Infatti, il licenziamento potrebbe scattare, a parte per crisi aziendale, per:
- soppressione della mansione cui era addetto il lavoratore – questo può non centrare nulla con i problemi economici bensì rientrare nella “normale” legge dei padroni di tagliare il costo del lavoro per es. accorpando mansioni;
- cancellazione del reparto o dell'ufficio in cui lavora il dipendente da licenziare – anche in questo caso sarebbe gioco facile peri padroni far passare una ristrutturazione o riorganizzazione produttiva, per “motivi economici”;
- introduzione di macchinari che fanno risparmiare sul lavoro umano – quindi altro che “motivi economici”! Ma solo la classica e sempre attuale legge del capitale di aumentare la produttività e i suoi profitti riducendo l'occupazione, facendo, con l'introduzione di macchinari, lavorare un operaio al posto di due/tre attraverso aumento dei carichi, dei tempi di lavoro;
- affidamento di servizi alle imprese esterne – se non fosse tragico qui ci sarebbe da ridere: sempre più le grandi aziende esternalizzano servizi ma non certo perchè in crisi, ma unicamente per abbattere costi, per avere gli stessi lavori senza dover garantire salari, diritti;
- chiusura dell'attività produttiva – salvo poi andare a ritrovare all'estero la stessa ditta.

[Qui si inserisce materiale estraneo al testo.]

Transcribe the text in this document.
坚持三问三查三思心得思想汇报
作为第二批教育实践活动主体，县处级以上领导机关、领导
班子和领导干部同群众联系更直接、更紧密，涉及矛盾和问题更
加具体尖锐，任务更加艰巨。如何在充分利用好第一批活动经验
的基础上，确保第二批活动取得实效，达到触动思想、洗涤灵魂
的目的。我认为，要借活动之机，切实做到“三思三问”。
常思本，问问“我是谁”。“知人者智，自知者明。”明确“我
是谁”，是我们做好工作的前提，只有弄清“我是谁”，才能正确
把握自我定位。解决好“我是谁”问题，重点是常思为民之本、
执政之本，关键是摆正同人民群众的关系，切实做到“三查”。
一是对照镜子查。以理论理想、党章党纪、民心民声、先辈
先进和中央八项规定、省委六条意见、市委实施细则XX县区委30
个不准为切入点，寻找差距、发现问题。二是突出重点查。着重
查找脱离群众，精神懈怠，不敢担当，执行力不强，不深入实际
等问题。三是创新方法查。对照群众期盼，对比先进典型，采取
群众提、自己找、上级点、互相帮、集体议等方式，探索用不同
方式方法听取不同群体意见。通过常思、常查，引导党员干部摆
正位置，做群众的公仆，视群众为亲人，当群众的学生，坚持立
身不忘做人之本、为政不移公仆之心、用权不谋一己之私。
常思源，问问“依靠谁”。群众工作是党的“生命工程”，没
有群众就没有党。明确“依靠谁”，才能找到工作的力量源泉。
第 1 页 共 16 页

E non basta. E' evidente che la formula, volutamente generica, di “motivi economici”, è fatta a posta per mascherare licenziamenti sindacali, licenziamenti politici, dove di “economico” sta solo nel senso di difesa dei profitti aziendali liberandosi della presenza di “teste calde” che “pretendono” di difendere gli interessi operai.
Per questo oggi la difesa dell'art. 18 assume una funzione importante e concreta, oltre che politica, di discriminante tra il fronte che difende i profitti dei capitalisti e il fronte di classe che difende gli interessi dei lavoratori.